PHOENIX Lawyers for Tucson shooting rampage suspect Jared Loughner filed an emergency petition on Friday with a federal judge who already has twice refused similar requests, asking him again to halt the forcible medication of their client with anti-psychotic drugs.
In a 28-page filing, Loughner's defense team urged U.S. District Judge Larry Burns to order that the four-drug regimen administered involuntarily to Loughner be stopped immediately because it violates his constitutional due-process rights.
"There is presently no legal basis -- under any rationale -- to forcibly medicate Mr. Loughner," defense attorneys said in the court documents.
Citing what they said were signs of his improved behavior, his attorneys said Loughner is no longer a danger to himself or others, and therefore the justification for continuing the drugs did not exist.
Loughner, accused of opening fire on January 8 in a shooting spree that killed six people and wounded 13 others, including Arizona Congresswoman Gabrielle Giffords, has received the drugs while being treated at a U.S. Bureau of Prisons psychiatric hospital in Missouri.
The 23-year-old college dropout has been housed at the facility since May, when Burns declared him mentally incompetent to stand trial.

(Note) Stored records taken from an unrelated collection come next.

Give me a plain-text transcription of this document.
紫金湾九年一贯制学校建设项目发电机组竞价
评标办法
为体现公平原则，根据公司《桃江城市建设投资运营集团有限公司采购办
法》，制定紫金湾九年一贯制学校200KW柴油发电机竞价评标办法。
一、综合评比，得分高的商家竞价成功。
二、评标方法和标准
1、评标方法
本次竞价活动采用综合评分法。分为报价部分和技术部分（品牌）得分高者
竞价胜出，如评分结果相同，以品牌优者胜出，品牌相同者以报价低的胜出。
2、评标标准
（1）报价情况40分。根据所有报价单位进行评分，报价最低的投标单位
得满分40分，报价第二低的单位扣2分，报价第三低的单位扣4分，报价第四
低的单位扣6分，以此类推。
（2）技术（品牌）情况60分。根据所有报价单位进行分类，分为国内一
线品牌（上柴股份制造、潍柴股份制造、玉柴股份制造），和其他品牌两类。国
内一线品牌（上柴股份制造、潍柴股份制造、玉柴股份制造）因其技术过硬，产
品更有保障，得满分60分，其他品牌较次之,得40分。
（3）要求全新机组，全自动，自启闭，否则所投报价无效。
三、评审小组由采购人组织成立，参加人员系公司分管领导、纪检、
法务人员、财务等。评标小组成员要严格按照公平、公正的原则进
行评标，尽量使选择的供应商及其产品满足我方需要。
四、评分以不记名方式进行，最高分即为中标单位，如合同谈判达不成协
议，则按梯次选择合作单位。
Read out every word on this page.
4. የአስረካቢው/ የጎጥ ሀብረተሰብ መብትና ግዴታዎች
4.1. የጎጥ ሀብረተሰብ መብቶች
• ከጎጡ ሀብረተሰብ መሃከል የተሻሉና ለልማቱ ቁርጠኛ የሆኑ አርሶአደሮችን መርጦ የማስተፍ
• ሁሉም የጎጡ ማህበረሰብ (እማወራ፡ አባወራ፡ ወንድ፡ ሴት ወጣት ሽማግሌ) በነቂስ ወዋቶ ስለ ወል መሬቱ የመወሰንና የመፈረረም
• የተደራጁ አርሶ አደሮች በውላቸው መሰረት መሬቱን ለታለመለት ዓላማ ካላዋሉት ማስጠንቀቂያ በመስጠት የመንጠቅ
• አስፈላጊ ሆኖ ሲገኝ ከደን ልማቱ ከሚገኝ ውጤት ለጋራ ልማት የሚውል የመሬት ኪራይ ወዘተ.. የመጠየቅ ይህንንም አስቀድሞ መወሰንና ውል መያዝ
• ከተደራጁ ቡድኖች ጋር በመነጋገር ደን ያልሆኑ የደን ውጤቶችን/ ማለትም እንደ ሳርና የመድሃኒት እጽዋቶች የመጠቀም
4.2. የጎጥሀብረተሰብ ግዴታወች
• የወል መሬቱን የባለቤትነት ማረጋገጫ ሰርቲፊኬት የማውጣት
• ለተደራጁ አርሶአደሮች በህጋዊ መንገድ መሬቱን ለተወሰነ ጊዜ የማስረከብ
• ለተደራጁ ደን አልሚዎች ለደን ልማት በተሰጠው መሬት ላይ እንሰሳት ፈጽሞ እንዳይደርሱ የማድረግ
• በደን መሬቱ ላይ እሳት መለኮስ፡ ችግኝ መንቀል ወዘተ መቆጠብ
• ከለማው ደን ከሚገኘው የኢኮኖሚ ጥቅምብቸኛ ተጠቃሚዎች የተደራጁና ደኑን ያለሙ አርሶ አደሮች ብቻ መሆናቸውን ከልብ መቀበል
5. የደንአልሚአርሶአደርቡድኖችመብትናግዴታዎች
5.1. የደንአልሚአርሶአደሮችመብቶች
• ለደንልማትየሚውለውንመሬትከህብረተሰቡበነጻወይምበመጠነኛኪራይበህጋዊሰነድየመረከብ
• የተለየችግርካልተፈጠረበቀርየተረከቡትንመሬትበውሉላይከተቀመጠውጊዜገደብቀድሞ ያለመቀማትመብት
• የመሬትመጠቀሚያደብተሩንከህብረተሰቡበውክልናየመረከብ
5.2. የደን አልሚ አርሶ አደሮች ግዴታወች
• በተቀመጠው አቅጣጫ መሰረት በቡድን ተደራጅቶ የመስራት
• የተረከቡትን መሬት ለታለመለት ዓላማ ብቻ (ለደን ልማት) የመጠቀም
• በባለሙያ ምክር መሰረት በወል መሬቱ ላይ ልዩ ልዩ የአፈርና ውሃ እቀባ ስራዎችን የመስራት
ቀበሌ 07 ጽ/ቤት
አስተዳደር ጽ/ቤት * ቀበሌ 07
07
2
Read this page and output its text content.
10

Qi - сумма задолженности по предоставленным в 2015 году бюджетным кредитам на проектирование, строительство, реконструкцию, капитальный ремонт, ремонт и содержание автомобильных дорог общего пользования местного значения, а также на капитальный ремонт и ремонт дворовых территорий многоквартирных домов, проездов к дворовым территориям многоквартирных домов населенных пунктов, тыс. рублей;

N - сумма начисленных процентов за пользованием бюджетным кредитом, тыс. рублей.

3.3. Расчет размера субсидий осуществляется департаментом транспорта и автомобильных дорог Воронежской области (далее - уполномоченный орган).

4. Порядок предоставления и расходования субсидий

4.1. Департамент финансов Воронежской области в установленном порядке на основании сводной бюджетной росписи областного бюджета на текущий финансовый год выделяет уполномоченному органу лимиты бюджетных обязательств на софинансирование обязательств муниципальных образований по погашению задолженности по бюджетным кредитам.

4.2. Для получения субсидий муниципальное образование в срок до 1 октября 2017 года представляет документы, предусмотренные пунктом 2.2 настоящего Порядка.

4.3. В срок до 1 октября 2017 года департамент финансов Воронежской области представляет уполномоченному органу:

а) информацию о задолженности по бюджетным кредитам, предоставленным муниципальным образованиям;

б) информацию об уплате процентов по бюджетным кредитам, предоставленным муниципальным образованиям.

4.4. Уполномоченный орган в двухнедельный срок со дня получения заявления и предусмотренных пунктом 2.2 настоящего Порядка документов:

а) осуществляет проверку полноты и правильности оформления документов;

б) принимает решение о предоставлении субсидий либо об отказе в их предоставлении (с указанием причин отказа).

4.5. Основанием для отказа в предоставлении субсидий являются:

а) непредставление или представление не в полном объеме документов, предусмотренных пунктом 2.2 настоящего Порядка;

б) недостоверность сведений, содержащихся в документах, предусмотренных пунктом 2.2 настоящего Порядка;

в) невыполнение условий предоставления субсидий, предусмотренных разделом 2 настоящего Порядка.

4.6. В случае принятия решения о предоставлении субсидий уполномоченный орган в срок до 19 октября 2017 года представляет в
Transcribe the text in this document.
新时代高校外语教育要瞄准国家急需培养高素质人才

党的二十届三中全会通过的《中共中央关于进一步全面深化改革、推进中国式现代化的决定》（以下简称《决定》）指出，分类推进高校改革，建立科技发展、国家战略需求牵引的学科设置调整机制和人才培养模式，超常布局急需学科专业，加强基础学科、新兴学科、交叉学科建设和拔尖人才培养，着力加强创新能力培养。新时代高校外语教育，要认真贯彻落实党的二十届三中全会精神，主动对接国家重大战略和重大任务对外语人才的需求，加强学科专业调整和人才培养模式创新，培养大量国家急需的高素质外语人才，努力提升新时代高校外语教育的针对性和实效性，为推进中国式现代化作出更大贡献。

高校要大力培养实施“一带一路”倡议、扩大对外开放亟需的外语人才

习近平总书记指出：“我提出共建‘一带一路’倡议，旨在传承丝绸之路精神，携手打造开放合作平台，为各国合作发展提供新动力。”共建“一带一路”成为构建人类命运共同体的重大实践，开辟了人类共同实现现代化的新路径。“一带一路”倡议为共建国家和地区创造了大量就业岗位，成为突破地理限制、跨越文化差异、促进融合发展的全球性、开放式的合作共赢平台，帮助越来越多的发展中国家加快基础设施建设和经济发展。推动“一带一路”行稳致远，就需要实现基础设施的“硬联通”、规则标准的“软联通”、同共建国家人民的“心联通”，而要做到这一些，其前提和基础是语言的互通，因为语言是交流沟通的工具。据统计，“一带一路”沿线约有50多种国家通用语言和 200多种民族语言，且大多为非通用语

Defense attorneys and federal prosecutors have battled over whether Loughner should be forced to take the drugs for several months, with Burns refusing in June and again in August to halt the treatments.
The 9th U.S. Circuit Court of Appeals heard arguments last month about whether Loughner can be medicated against his will and on the procedures that must be used by prison officials to do so. The three-member panel has yet to render a decision.
Loughner is scheduled to appear on Wednesday in federal court in Tucson for a hearing to determine whether prison doctors should be given more time to restore his mental competency.
Prosecutors claim another eight months is needed to make him mentally fit to stand trial, while defense attorneys object to any time extensions.
Loughner has pleaded not guilty to 49 criminal charges, including multiple counts of first-degree murder.